Believe it or not, your IT department is probably full of squirrels. No, not those cute fuzzy critters that climb trees, but data consumers that hide data away with the same relentless fortitude as their bushy tailed namesakes hide acorns.
I was inspired by this idea by Dave Russell, VP and Distinguished Analyst at Gartner. Dave is a long-time industry watcher and one of the smartest people around when it comes to understanding the data protection industry. I was in a meeting with him recently when he mentioned how IT departments tend to have lots of people in them who like to “squirrel away” copies of data. That got me thinking.
It’s certainly true that there are plenty of data consumers in your organization. I previously discussed an aspect of users making too many copies of data which considered the problem of users making too many copies of data. Many, but not all, of these users qualify as squirrels. What makes someone an IT squirrel?
An IT squirrel likes to hide data away somewhere but he doesn’t want to tell anybody where he put it. This way, it can stay nice and safely buried, usually lost in plain sight, just one more file out of millions or even billions stored across your organization.
Squirrels usually have something to do with databases, such as development work or reporting. They can never have enough copies of databases to work on, so when they get their hands on them they like to keep them, even when they are far too old to do any good. After all, you never know when you might need it (it might be an extra tough winter!)
Interestingly, when a squirrel hides away a copy of a database it actually changes from being structured data to being unstructured data: that is, just another file in the pile. And since unstructured data is the fastest growing pile in your organization, it’s hard to notice. And data squirrels often don’t have to pay a price for saving up database acorns. Paying for storage is somebody else’s problem, which is why storage administrators are often up late wondering where that next few terabytes of free space is going to come from.
But it’s not just databases. Copies of graphics files grow like weeds, often with only minor differences between them. Large project files, like CAD/CAM files or video compiles, get stored in countless iterations and stick around long after they are of any use. Some of this is needed, but a lot isn’t.
And unlike real squirrels which actually are able to find their hidden acorns, IT squirrels tend to be more forgetful. If you don’t actively need something you tend to forget it ever existed at all. Forget about finding it years later or even remembering you stored it away in the first place.
So what can you do about IT squirrels? Last time around I spoke about copy data management as a process, and indeed it can help. But it mostly helps going forward. It doesn’t clean up the mess you already have.

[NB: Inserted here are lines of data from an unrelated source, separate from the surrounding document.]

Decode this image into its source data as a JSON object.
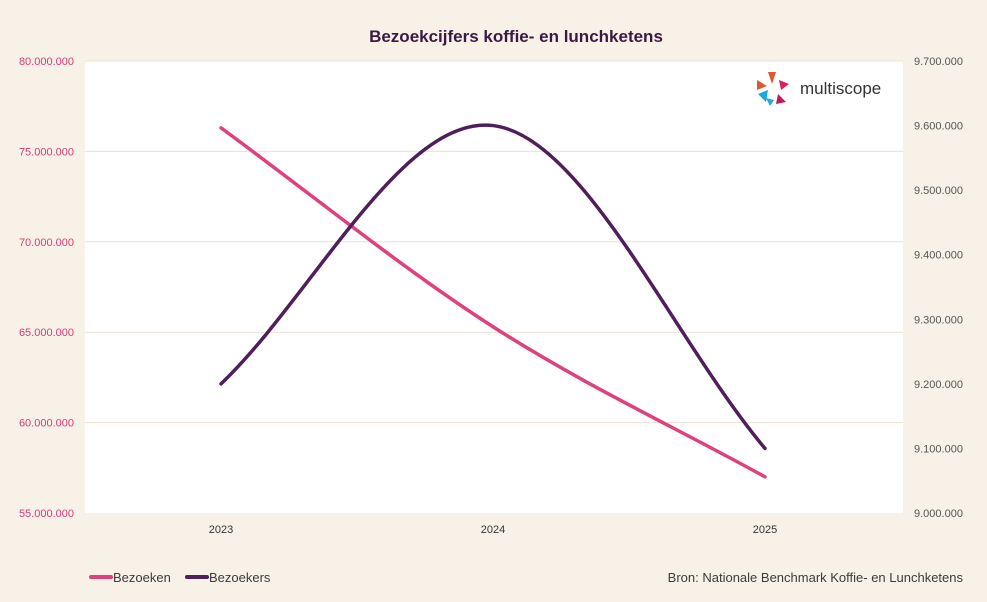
{
  "chart_data": {
    "type": "line",
    "title": "Bezoekcijfers koffie- en lunchketens",
    "categories": [
      "2023",
      "2024",
      "2025"
    ],
    "y_left": {
      "ylim": [
        55000000,
        80000000
      ],
      "ticks": [
        55000000,
        60000000,
        65000000,
        70000000,
        75000000,
        80000000
      ],
      "tick_labels": [
        "55.000.000",
        "60.000.000",
        "65.000.000",
        "70.000.000",
        "75.000.000",
        "80.000.000"
      ]
    },
    "y_right": {
      "ylim": [
        9000000,
        9700000
      ],
      "ticks": [
        9000000,
        9100000,
        9200000,
        9300000,
        9400000,
        9500000,
        9600000,
        9700000
      ],
      "tick_labels": [
        "9.000.000",
        "9.100.000",
        "9.200.000",
        "9.300.000",
        "9.400.000",
        "9.500.000",
        "9.600.000",
        "9.700.000"
      ]
    },
    "series": [
      {
        "name": "Bezoeken",
        "axis": "left",
        "color": "#e0407e",
        "values": [
          76300000,
          65300000,
          57000000
        ]
      },
      {
        "name": "Bezoekers",
        "axis": "right",
        "color": "#4e1f5a",
        "values": [
          9200000,
          9600000,
          9100000
        ]
      }
    ],
    "grid": true,
    "legend": "bottom-left"
  },
  "source": "Bron: Nationale Benchmark Koffie- en Lunchketens",
  "logo": {
    "text": "multiscope",
    "icon": "multiscope-logo-icon"
  }
}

The problem is we don’t have good tools to manage unstructured data. For the most part, if your organization is large enough to have multiple NAS filers, you’re probably already storing enormous amounts of data that’s old and unneeded. It’s usually not that challenging to look at a single system and see the utilization rate on it. But knowing a box is 85% full doesn’t tell you anything about what’s taking up the space. The use of snapshots and replication for data protection, while highly effective at protecting information, only proliferate it even more. It’s entirely possible that between primary, snapshot and replica copies you can have dozens of instances of a given file, and you don’t actually need any of them.

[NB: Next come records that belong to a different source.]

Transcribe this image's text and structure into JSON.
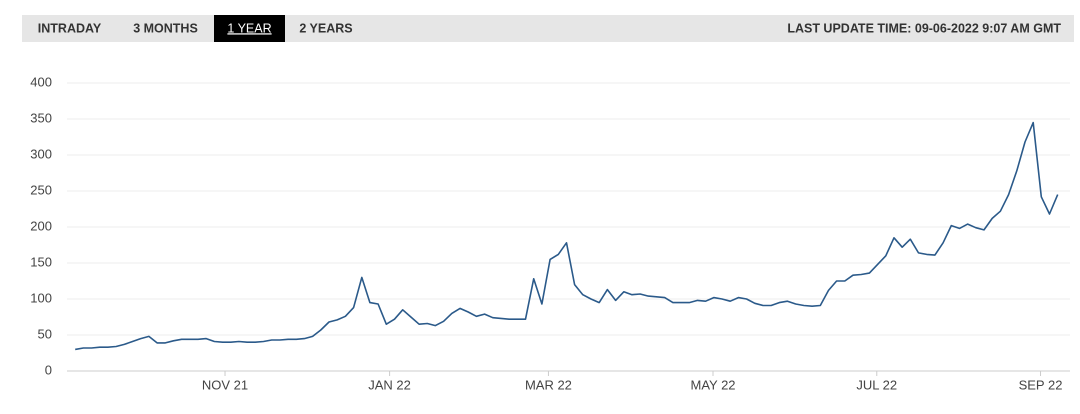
{
  "tabs": {
    "items": [
      "INTRADAY",
      "3 MONTHS",
      "1 YEAR",
      "2 YEARS"
    ],
    "selected": 2
  },
  "last_update": "LAST UPDATE TIME: 09-06-2022 9:07 AM GMT",
  "chart_data": {
    "type": "line",
    "color": "#2b5a8a",
    "grid": true,
    "values": [
      30,
      32,
      32,
      33,
      33,
      34,
      37,
      41,
      45,
      48,
      39,
      39,
      42,
      44,
      44,
      44,
      45,
      41,
      40,
      40,
      41,
      40,
      40,
      41,
      43,
      43,
      44,
      44,
      45,
      48,
      57,
      68,
      71,
      76,
      88,
      130,
      95,
      93,
      65,
      72,
      85,
      75,
      65,
      66,
      63,
      69,
      80,
      87,
      82,
      76,
      79,
      74,
      73,
      72,
      72,
      72,
      128,
      93,
      155,
      162,
      178,
      120,
      106,
      100,
      95,
      113,
      98,
      110,
      106,
      107,
      104,
      103,
      102,
      95,
      95,
      95,
      98,
      97,
      102,
      100,
      97,
      102,
      100,
      94,
      91,
      91,
      95,
      97,
      93,
      91,
      90,
      91,
      112,
      125,
      125,
      133,
      134,
      136,
      148,
      160,
      185,
      172,
      183,
      164,
      162,
      161,
      178,
      202,
      198,
      204,
      199,
      196,
      212,
      222,
      245,
      278,
      318,
      345,
      242,
      218,
      245
    ],
    "xlim": [
      -1,
      121.5
    ],
    "xticks": [
      {
        "value": 18.3,
        "label": "NOV 21"
      },
      {
        "value": 38.4,
        "label": "JAN 22"
      },
      {
        "value": 57.8,
        "label": "MAR 22"
      },
      {
        "value": 77.9,
        "label": "MAY 22"
      },
      {
        "value": 97.9,
        "label": "JUL 22"
      },
      {
        "value": 117.9,
        "label": "SEP 22"
      }
    ],
    "ylim": [
      0,
      400
    ],
    "yticks": [
      0,
      50,
      100,
      150,
      200,
      250,
      300,
      350,
      400
    ]
  }
}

And guess what? When a squirrel hides a file away in a folder, they may not even realize that it’s getting snapshot and replicated, taking up yet more storage across the organization.
There are tools out there for indexing systems, but many of them are very high impact or require enormous numbers of compute nodes to keep up with all the information. As a result, they aren’t very widely deployed, or they are targeted only at email archiving. Many IT departments just slog along. Deduplication and compression technologies certainly help, but the bottom line is that we’re storing far too many old acorns all over our systems. The best solution would be IT worker diligence, but realistically you can’t expect it given how overwhelmed IT staffs often are. Data cleanup is just not going to rise high up on the to-do list.
More efficient, automated ways of finding old data are needed. If we could solve that problem, then we can keep the IT squirrels happy and – sorry, but I can’t resist – we’d stop driving our storage administrators nuts.